Un an après la mort du général Beaufre, l'auteur qui l'a bien connu, revient sur son parcours et sa carrière ainsi que sur le cheminement intellectuel.
Des doctrines de guerre à une vision de l'existence : l'itinéraire d'André Beaufre
Il y a un an environ (13 février 1975) mourait le général Beaufre. Il avait été l’un des rénovateurs de la pensée militaire française. Et à un moment où l’on s’interroge avec acuité et controverses sur la finalité et les fonctions de la défense nationale, sur le désintérêt au moins apparent qui l’affecte dans l’opinion alors que le territoire ne semble pas menacé mais que les valeurs morales et les structures sociales classiques sont soumises à rude critique et que le reflux de sa puissance et les dénonciations externes et internes dont il est l’objet font haïr l’Occident par une partie de lui-même (mais quelle partie représente le véritable message de l’Occident ?), il ne serait peut-être pas inopportun de décanter les raisons qui ont incité le général André Beaufre à tenter cette rénovation et qui l’ont inspirée. Aussi, plutôt que le contenu des doctrines toujours marquées par le temps, on s’efforcera ici de cerner les corrélations intervenues entre les expériences vécues, les démarches intellectuelles et les mobiles civiques.

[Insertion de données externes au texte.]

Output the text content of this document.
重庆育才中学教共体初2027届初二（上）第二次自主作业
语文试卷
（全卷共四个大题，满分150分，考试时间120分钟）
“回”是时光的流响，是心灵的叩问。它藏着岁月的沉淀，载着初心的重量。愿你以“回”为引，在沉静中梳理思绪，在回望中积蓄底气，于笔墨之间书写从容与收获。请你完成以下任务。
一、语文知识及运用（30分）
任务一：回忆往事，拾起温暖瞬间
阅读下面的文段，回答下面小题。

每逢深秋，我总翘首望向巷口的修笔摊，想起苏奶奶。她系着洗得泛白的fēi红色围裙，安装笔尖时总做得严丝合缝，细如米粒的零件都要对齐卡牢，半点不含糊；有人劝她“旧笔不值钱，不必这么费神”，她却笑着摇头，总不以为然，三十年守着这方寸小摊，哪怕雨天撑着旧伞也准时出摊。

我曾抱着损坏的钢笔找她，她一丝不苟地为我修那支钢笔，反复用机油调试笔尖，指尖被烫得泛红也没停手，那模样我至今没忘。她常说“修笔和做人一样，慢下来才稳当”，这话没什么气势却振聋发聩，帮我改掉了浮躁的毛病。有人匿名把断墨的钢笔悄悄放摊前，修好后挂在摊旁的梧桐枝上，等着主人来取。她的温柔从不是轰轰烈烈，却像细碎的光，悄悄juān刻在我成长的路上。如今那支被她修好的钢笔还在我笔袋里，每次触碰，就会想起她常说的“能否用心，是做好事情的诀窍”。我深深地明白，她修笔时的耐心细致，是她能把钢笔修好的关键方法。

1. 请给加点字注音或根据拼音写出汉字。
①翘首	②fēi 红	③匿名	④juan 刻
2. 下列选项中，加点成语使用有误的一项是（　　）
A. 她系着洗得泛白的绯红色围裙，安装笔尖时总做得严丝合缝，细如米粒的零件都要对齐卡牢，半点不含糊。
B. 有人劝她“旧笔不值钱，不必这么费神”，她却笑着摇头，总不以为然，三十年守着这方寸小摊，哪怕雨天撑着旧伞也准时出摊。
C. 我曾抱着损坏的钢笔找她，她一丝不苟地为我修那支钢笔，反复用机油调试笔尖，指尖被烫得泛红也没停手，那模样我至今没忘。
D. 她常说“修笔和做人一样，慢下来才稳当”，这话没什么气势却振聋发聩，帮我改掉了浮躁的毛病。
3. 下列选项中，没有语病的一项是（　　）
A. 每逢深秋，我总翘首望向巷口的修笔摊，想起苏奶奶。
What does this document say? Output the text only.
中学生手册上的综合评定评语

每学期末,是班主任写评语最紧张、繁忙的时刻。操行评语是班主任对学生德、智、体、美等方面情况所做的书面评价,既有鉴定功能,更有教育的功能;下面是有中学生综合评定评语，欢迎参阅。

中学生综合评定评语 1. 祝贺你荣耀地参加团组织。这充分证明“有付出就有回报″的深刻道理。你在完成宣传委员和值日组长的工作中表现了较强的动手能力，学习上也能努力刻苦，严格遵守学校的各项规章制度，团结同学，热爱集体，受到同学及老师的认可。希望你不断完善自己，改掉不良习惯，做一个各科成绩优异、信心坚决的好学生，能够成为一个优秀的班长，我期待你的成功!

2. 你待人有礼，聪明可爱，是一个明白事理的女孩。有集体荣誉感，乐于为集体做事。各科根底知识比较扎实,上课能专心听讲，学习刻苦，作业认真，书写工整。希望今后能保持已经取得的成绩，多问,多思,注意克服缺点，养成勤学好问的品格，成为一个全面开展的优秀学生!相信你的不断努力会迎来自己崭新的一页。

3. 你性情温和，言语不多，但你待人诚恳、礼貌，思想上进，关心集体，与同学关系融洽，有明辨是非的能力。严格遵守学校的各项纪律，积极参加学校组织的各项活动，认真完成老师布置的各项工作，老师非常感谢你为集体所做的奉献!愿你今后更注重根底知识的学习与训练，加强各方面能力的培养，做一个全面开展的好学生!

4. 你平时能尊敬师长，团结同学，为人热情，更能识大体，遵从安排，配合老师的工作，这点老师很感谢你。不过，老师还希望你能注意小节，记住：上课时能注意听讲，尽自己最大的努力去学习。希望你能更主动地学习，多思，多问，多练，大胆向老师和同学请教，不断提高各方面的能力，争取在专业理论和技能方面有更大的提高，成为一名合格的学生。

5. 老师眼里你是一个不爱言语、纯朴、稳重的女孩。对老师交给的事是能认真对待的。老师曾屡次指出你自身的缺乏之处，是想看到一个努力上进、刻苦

Lycéen de la victoire, André Beaufre, le 11 novembre 1918, acclame Clemenceau dans la cour du ministère de la Guerre. Saint-Cyrien convaincu, contre la grisaille des garnisons métropolitaines et contre les armes plus éloignées du combat réel, il choisit l’armée d’Afrique et l’infanterie. Du Rif où, blessé, il frôle la mort, à l’Indochine, en passant par la Tunisie, l’Italie, l’Alsace et l’Allemagne, de lieutenant (1924) à colonel (1946), il se bat chez les tirailleurs. Mais il vivifie ces combats par des ouvertures intellectuelles (le cours d’histoire du capitaine de Gaulle à Saint-Cyr, les conférences de l’École de guerre et des Sciences politiques en 1930-1932) et des fonctions d’état-major. Membre de la mission Doumenc qui sera évincée à Moscou par l’accord germano-soviétique de 1939, il observe ensuite la « drôle de guerre » au grand quartier général et juge Gamelin ; affecté au cabinet du commandant en chef en Afrique du Nord (Weygand) après la défaite, il n’accepte pas la résistance purement passive et participe à l’organisation du débarquement allié de 1942 en Afrique du Nord, ce qui lui vaut un temps de prison en France dont il s’évade avec le général Giraud qu’il accompagne dans sa mission de réarmement aux États-Unis et au Canada (1943) ; il observe déjà le curieux mélange américain d’idéalisme moralisateur et de tortueuse politique. En Indochine enfin, il est l’un des « maréchaux » de de Lattre.
Brigadier, André Beaufre aborde alors les grands commandements à la guerre (Kabylie, Est-Constantinois puis, en 1956, force d’intervention terrestre à Suez) et dans les états-majors atlantiques : directeur du groupe d’études tactiques de Centre Europe en 1952, adjoint au général commandant en chef les forces françaises en Allemagne en 1957, chef d’état-major adjoint au SHAPE en 1958. En 1960, général d’armée, il est chef de la Délégation française au Groupe permanent de l’Atlantique Nord siégeant au Pentagone : le cerveau de l’OTAN.